August 24, 2010
Guest Columnist @ the Library
Caroline Tesauro, Youth Services Librarian
Although summer doesn’t officially end until September 23rd, it effectively ends with the beginning of school. We’ve wrapped up our Summer Reading Program (although kids can pick up prizes until August 31st) and are ready for the new school year. Most long-time residents of Radford know that many Middle and High School students come to the library after school and wait for their parents to pick them up after work. This means for most of them approximately two and a half hours of unsupervised freedom – and for many it’s their first experience no after school care. The word unsupervised is chosen carefully. While the Radford Public Library constantly strives to provide a safe environment for all of our patrons at all times, we do not attempt in any way to provide after school care for children and teens.
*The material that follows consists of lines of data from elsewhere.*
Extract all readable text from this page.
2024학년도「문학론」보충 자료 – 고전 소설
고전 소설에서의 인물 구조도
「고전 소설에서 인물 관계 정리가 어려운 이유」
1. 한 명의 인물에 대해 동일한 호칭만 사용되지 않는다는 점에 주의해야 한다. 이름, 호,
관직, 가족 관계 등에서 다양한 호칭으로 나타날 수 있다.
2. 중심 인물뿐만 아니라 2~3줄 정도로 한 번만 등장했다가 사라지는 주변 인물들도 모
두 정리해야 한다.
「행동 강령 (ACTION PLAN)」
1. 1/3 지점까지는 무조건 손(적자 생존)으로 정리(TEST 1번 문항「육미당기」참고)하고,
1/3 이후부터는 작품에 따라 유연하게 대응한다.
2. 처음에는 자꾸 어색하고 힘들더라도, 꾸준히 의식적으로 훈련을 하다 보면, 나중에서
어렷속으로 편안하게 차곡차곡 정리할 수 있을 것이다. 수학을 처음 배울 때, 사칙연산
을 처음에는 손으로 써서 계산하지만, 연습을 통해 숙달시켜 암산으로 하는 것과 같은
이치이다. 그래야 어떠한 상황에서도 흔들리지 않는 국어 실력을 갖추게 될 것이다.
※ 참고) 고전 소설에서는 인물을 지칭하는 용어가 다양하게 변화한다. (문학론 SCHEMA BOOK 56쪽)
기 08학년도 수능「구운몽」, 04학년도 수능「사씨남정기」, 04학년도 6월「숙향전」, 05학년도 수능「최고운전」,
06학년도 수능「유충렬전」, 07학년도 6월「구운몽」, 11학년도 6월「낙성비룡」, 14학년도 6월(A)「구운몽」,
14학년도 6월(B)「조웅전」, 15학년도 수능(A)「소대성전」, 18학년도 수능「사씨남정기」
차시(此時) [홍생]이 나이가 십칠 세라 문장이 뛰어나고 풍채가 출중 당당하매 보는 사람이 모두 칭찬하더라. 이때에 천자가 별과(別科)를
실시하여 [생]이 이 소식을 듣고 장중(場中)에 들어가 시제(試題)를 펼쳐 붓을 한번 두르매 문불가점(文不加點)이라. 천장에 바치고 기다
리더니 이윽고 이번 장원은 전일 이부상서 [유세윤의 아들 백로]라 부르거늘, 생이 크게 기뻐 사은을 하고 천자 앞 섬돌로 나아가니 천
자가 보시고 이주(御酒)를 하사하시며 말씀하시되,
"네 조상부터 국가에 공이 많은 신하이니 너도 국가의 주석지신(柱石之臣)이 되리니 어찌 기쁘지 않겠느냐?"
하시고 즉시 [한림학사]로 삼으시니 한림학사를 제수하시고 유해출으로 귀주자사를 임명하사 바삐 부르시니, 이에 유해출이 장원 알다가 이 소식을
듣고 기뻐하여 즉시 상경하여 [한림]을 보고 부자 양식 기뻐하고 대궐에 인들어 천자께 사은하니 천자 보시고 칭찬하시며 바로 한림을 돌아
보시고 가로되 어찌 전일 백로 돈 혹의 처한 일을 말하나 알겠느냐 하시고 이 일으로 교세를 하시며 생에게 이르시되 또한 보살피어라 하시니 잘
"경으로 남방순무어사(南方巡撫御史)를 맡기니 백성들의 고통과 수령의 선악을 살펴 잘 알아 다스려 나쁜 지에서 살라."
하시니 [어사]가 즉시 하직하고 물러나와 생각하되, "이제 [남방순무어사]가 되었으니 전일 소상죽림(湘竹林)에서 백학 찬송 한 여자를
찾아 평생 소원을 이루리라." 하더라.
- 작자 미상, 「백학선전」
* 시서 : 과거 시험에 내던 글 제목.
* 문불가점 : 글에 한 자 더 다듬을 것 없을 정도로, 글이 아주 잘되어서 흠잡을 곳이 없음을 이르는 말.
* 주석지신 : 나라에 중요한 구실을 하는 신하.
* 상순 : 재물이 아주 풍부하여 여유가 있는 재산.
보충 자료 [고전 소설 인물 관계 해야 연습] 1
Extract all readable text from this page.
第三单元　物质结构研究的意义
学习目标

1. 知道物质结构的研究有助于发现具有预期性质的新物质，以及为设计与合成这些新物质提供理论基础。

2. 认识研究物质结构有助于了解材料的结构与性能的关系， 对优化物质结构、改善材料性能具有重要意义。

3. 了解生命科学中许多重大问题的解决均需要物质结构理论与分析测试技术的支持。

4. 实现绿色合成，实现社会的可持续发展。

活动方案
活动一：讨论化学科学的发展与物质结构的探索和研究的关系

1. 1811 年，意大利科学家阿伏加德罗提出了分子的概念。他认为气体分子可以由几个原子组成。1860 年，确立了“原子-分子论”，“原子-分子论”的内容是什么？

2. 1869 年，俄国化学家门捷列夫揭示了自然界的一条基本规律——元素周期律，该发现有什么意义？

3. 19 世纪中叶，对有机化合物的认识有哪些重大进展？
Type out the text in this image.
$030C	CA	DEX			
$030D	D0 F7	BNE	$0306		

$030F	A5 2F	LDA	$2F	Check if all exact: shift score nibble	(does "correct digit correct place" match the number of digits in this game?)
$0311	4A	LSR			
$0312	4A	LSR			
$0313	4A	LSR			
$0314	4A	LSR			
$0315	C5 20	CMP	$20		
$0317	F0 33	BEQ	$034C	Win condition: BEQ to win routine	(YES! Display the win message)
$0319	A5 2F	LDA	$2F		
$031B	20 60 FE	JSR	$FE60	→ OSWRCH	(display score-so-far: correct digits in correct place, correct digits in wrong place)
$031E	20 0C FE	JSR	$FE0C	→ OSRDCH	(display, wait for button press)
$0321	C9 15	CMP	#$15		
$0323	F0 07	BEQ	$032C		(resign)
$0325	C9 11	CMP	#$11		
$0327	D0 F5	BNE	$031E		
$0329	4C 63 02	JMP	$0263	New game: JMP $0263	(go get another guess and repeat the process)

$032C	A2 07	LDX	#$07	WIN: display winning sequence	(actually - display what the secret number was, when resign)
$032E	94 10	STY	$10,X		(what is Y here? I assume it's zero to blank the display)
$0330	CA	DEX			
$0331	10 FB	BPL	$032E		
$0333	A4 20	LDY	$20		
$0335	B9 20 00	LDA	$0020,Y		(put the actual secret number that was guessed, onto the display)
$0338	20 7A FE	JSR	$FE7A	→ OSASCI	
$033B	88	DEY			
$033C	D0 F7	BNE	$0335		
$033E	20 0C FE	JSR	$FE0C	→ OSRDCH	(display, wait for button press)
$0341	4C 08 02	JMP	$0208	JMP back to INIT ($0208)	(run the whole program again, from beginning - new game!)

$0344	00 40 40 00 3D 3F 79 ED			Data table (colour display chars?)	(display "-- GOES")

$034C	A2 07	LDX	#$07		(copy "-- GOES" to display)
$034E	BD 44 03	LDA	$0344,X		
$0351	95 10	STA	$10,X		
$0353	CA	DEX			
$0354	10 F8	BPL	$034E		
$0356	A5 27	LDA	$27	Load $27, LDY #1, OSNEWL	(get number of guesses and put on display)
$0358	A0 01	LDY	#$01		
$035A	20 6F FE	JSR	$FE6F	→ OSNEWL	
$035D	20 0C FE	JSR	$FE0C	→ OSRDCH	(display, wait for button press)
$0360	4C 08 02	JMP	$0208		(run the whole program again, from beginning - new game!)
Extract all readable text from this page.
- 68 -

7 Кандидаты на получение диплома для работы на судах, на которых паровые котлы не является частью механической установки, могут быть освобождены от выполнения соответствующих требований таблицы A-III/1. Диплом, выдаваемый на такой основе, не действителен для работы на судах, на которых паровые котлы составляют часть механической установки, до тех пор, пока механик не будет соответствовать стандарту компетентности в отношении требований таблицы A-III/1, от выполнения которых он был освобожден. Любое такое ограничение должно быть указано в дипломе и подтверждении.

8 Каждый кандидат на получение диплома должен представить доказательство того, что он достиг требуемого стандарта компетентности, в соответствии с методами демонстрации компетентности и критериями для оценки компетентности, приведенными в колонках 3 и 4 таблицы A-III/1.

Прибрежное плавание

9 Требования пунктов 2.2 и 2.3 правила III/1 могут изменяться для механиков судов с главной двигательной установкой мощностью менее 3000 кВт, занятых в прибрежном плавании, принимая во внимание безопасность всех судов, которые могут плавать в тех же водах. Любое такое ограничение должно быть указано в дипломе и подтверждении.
When it comes to the crowd of Teens in the library in the afternoons, library staff is available to answer reference questions, for reader’s advisory and help with the hundreds of little questions that come up each day. We keep a lid on the noise level – which got much easier to control with the recent addition of a Teen Center and shoo the kids off the stone planters in front of the building – for some unfathomable reason teens constantly want to sit on them. Library staff, however, is not keeping track of how the Teens are coming and going.
The level of hustle and bustle in and out of the building after school is high. Kids come, drop off their books (although we do not encourage this and theft has been an issue in the past) and then walk to Sonic or CVS for a snack. Then they come back with their food and we make them leave again to eat it outside. The no food or drink rule never does sink in with our patrons. Then the kids come back in and socialize or check their Facebook page, then they go out again – maybe to walk through Wildwood, or to see who else is around the building. Not every teen follows this pattern, but what they do have in common is that they can’t sit still – and who can blame them? They’ve been still and quiet in school for hours and now they have a few hours of unsupervised freedom.
Some would argue that Teens aren’t using the library properly if they aren’t sitting still reading or doing homework, but that’s an old notion of what libraries are. As we’ve transitioned into the computer age libraries have adapted and we offer a community space just as much as we offer access to information and free internet. As we start a new school year we welcome back the kids we didn’t see over the summer and look forward to meeting a new group of teens that will be regulars in our Teen Center this year.